Much like other process addictions which include compulsive gambling, eating disorders and intimacy disorders, online gaming addiction has for a long time been fumbling around on the fringes of addiction treatment and is still frequently overlooked as a critical disorder.
Generally, society sees the “life-threatening” addictions as the ones that need to be dealt with however online gaming addiction and the other process disorders slip through the covers. General society has an embedded digital culture that is prone to escapism, fantasy, immediate gratification and distorted body self-images online gaming simply seems to fit into the metal picture of normality and consequently gets overlooked as a disorder.
While there is a growing social cognisance and respect for people suffering from and overcoming alcoholism and drug addiction it still seems only the bravest of the brave will “come out” with the process of their struggle addictions like eating disorders, gambling and intimacy disorders.
To say that online gaming addiction is a harmless pastime is a misnomer and an oversimplification of a real problem that can rob people of their lives and can enormously impact the critical social relationships, connections and structures that play into life.
Of course, there are valid counterarguments to online gaming being classified as an addiction however getting to the grit of any adverse behaviour should include understanding the murky boundaries as to what constitutes “normal” or is within acceptable and unacceptable behaviour margins.
Here are ten potential drivers of online gaming addiction and process-related disorders:
- Accessibility: Online gaming is often readily accessible on multiple devices, such as smartphones, tablets, and computers, making it easier for individuals to engage in gaming behavior at any time of day or night.
- Reward Systems: Many online games include reward systems, such as points or levels, that can motivate individuals to continue playing for longer periods of time.
- Social Connections: Online gaming can provide a sense of social connection and community for individuals who may struggle to connect with others in person.
- Escapism: Online gaming can provide an escape from real-life stressors or negative emotions, which can be particularly appealing to individuals who are dealing with mental health issues or other difficulties.
- Dopamine Release: Online gaming has been shown to release dopamine in the brain, which can create feelings of pleasure and reward that may be addictive.

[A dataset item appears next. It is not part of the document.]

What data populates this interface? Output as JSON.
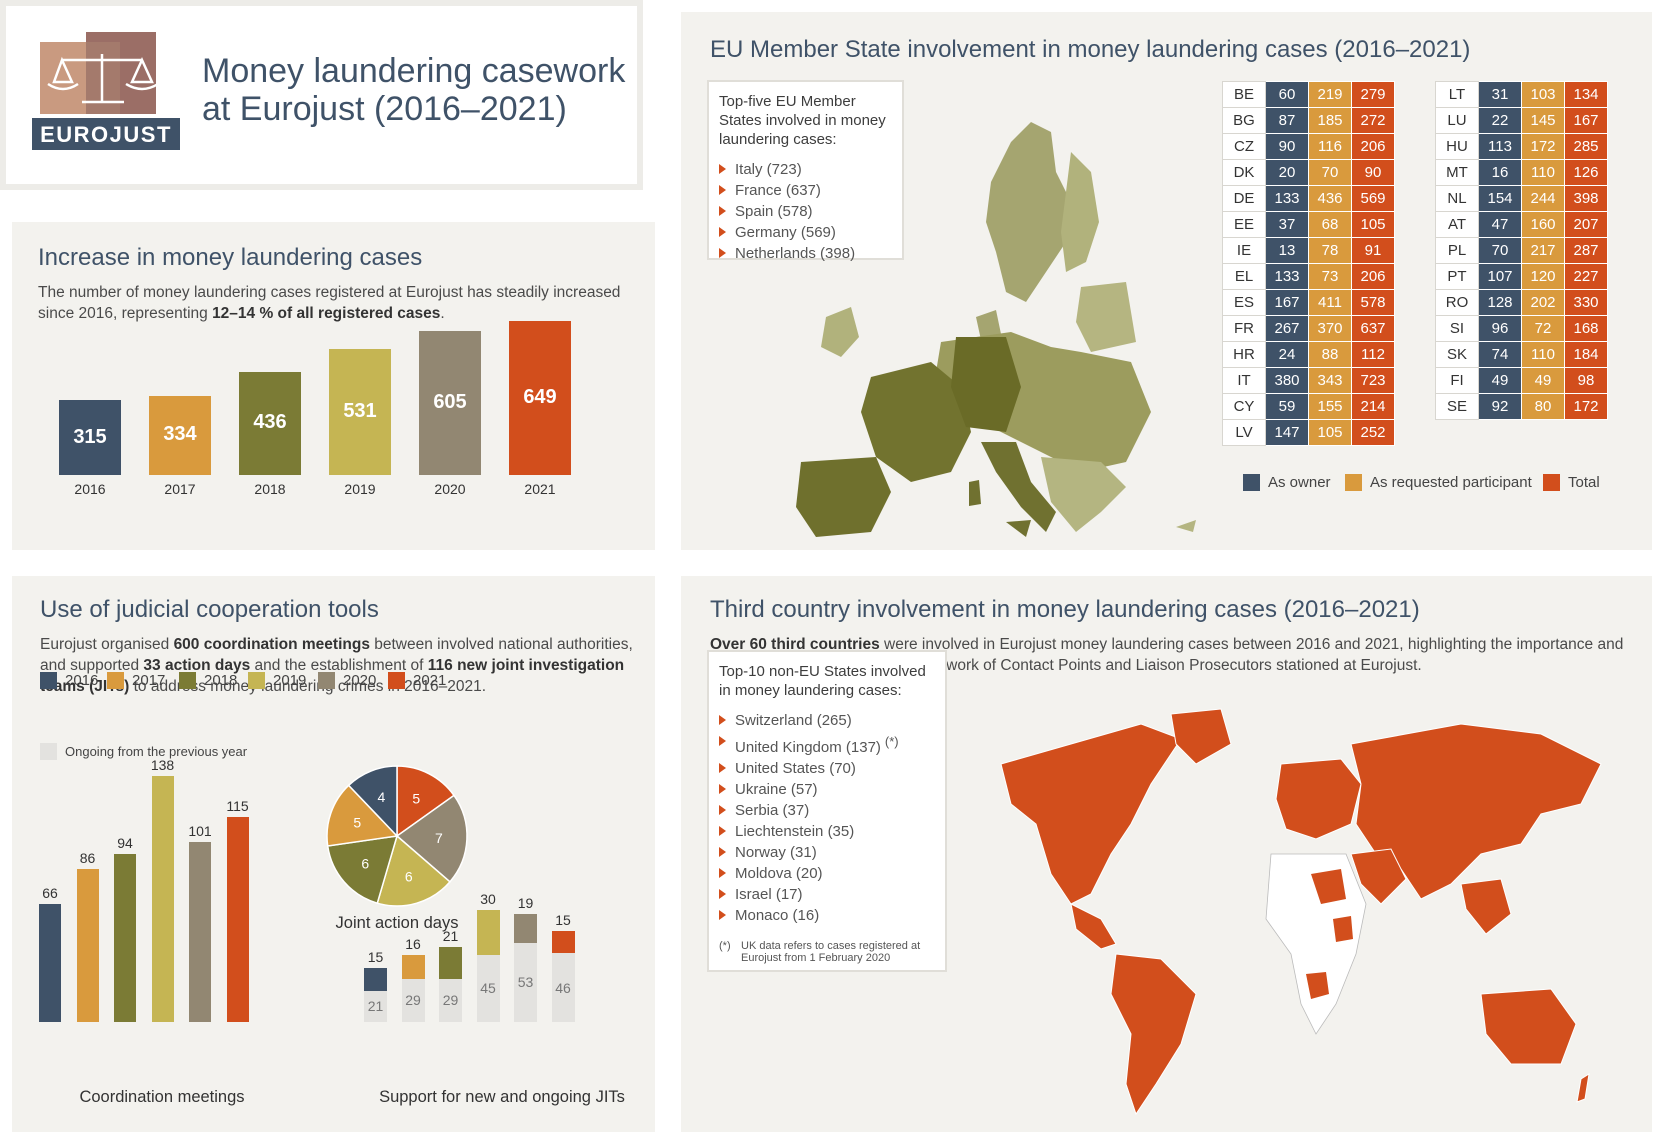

- Competitiveness: Many online games are competitive in nature, which can be appealing to individuals who enjoy the challenge and excitement of competition.
- Self-Esteem: Success in online gaming can boost individuals’ self-esteem and confidence, making it harder to step away from the behavior.
- Peer Pressure: Peer pressure from other gamers can also contribute to gaming addiction, with individuals feeling pressure to keep up with their peers or prove their gaming prowess.
- Psychological Vulnerabilities: Individuals with pre-existing mental health issues or vulnerabilities, such as anxiety or depression, may be more susceptible to online gaming addiction.
- Game Design: The design of many online games is specifically intended to encourage extended play, with features such as in-game purchases or limited-time events that incentivize continued engagement.
It’s worth noting that not all individuals who engage in online gaming will develop an addiction or process-related disorder. However, understanding these potential drivers can help individuals and loved ones recognize when gaming behavior is becoming problematic and seek support and treatment as needed.